Let’s consider one of the most common food products: corn. Here, in the Northeast where I live, the beautiful stands of corn are a reminder of an agricultural heritage from the time before America was America.
What you may not know is the degree to which chemical and pharmaceutical companies, including two of the largest, Monsanto and Syngenta, have altered that heritage. GMO corn has been altered to resist weed killers and even to produce herbicides within the plant’s own tissues.
Coming soon to a Walmart near you
If you can’t wait to get your hands on some of Monsanto’s creations, you won’t have to wait long. Coming soon to a Walmart near you in the canned and frozen-food aisles is Monsanto’s GMO sweet corn containing the company’s own herbicide, Roundup. In the works is a GMO apple that will not brown when cut. Don’t hold your breath, though, waiting for Walmart to tout the origin of the corn or the apples in their advertisements, signage, or labeling. Fortunately, other food companies have decided not to follow Walmart’s example. Green Giant and Cascadian Farms (both of General Foods), Trader Joe’s, and Whole Foods have committed to keeping Monsanto’s sweet corn out of their products and off their shelves.

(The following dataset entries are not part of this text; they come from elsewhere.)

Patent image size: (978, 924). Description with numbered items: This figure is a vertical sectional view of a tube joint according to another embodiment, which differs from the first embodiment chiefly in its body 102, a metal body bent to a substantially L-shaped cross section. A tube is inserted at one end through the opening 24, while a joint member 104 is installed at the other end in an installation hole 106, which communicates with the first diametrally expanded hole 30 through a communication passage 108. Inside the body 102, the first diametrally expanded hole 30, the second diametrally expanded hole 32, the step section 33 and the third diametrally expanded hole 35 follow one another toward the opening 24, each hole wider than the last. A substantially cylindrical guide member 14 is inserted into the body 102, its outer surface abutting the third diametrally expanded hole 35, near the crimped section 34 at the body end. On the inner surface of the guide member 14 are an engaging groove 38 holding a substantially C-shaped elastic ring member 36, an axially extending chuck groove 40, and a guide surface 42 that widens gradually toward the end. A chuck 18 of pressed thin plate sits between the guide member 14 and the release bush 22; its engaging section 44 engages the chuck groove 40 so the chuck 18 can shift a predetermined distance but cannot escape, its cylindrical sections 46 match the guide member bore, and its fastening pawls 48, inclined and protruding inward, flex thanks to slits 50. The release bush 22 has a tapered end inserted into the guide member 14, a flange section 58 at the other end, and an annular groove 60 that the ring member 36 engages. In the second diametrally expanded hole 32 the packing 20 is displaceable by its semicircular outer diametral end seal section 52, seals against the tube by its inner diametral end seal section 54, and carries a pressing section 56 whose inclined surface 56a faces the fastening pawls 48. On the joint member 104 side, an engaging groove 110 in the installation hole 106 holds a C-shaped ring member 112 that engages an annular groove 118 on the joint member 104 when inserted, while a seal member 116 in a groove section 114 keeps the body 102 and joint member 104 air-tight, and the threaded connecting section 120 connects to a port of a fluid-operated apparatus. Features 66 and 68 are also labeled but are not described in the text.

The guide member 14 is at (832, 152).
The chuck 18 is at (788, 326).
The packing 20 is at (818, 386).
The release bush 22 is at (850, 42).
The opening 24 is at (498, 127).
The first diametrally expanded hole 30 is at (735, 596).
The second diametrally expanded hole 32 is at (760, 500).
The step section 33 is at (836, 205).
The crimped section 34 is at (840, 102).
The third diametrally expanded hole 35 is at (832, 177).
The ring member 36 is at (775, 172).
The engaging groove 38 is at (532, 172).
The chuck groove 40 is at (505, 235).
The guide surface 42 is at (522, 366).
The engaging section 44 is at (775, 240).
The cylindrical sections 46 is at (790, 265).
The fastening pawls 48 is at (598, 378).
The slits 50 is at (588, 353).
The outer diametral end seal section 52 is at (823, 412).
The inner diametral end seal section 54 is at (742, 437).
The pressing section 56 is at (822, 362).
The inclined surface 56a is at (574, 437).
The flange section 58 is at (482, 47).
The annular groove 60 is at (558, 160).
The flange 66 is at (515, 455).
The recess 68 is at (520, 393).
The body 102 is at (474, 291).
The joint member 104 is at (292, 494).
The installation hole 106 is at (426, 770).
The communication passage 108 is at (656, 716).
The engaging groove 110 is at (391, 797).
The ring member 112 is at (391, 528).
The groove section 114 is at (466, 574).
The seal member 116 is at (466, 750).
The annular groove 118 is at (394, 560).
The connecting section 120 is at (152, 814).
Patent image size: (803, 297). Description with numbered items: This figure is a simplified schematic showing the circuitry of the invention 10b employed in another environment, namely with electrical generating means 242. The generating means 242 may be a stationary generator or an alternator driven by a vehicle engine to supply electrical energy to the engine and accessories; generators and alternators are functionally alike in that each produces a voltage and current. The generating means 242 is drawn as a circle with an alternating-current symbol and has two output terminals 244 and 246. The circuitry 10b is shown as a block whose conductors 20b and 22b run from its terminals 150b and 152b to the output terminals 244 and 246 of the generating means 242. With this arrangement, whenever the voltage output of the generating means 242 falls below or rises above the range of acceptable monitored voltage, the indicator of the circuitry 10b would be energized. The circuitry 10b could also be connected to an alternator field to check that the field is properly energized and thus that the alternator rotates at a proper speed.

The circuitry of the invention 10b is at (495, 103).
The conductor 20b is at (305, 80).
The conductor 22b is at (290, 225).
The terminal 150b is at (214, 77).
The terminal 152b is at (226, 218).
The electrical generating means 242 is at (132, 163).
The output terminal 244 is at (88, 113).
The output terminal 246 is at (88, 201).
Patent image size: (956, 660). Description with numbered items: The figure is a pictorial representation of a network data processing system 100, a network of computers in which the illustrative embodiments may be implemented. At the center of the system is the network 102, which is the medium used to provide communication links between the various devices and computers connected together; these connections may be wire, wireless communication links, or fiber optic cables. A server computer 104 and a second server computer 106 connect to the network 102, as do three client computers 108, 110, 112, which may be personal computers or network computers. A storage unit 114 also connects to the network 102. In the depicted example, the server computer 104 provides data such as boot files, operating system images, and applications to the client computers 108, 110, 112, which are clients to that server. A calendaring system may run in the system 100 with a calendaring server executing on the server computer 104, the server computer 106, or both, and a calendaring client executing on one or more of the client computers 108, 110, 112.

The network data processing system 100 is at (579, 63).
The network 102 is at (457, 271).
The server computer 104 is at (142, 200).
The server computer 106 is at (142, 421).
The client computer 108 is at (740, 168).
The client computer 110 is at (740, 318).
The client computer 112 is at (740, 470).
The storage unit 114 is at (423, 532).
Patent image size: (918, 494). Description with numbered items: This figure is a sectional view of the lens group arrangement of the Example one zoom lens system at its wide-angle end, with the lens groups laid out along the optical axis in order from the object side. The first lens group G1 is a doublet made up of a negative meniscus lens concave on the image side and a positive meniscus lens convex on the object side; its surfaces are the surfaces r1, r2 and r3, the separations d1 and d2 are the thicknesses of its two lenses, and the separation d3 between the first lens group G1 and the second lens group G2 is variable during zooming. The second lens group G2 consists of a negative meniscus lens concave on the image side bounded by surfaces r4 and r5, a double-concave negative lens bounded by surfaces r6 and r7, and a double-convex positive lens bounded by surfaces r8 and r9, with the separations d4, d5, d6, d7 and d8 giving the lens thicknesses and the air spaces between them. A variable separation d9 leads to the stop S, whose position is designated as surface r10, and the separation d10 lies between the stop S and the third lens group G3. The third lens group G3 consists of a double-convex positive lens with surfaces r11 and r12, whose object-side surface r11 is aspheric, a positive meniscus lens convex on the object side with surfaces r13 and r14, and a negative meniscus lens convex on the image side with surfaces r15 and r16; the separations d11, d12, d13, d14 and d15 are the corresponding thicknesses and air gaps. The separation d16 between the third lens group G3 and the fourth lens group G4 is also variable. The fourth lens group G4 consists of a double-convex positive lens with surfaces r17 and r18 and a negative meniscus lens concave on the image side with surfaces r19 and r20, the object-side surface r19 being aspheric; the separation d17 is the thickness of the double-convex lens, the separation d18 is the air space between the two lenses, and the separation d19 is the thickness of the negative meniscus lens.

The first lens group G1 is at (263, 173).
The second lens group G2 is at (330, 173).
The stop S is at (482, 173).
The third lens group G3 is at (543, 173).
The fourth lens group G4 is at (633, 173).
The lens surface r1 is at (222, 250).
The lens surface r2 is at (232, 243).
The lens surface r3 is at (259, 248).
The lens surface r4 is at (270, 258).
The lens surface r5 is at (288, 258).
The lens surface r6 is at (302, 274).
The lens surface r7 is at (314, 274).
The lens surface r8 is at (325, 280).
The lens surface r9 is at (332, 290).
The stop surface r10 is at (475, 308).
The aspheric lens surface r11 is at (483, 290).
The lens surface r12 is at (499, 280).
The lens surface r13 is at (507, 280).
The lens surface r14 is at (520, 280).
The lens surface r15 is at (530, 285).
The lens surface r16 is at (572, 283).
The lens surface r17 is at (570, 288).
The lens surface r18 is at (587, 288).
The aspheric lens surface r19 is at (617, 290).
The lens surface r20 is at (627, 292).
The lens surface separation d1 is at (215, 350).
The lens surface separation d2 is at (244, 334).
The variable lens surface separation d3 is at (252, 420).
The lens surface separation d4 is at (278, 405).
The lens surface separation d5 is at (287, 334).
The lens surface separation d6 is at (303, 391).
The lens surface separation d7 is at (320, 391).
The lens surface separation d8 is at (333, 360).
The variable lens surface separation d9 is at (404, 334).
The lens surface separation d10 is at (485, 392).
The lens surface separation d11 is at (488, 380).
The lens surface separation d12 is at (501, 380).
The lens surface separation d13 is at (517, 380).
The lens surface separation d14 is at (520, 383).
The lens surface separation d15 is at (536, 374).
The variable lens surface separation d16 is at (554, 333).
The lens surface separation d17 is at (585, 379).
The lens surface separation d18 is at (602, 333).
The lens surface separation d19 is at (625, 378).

Those four food companies are sending a message about food safety that more than fifty countries (or forty percent of the world’s population), including members of the European Union, the UK, Japan, China, India, Bulgaria, Sri Lanka, Australia, and Russia, who require labeling or have outright bans on GMOs, agree with.
Who’s against Prop 37?
For big ag and big pharma, this is a high-stakes fight. How determined are they to defeat the measure? If determination is measured in dollars, their commitment is deep. According to Food Integrity Campaign, to date the No on 37 Campaign has bundled a war chest containing $32 million. Of that amount, $19 million comes from just six of the biggest and baddest with the most at stake: Monsanto, DuPont, Bayer, Dow, BASF, and Syngenta. If Proposition 37 passes, GMO producers understand that the required labeling, which will give consumers information they need to make informed choices about what’s in their food and which foods they’ll buy, will sweep in a revolution in food production in this country. And you can bet that’s going to affect the bottom line of some of America’s most powerful corporations.
Keep a close watch on what happens in California. This is going to be one helluva food fight.
Renee Shur lives and works in New York’s Hudson Valley.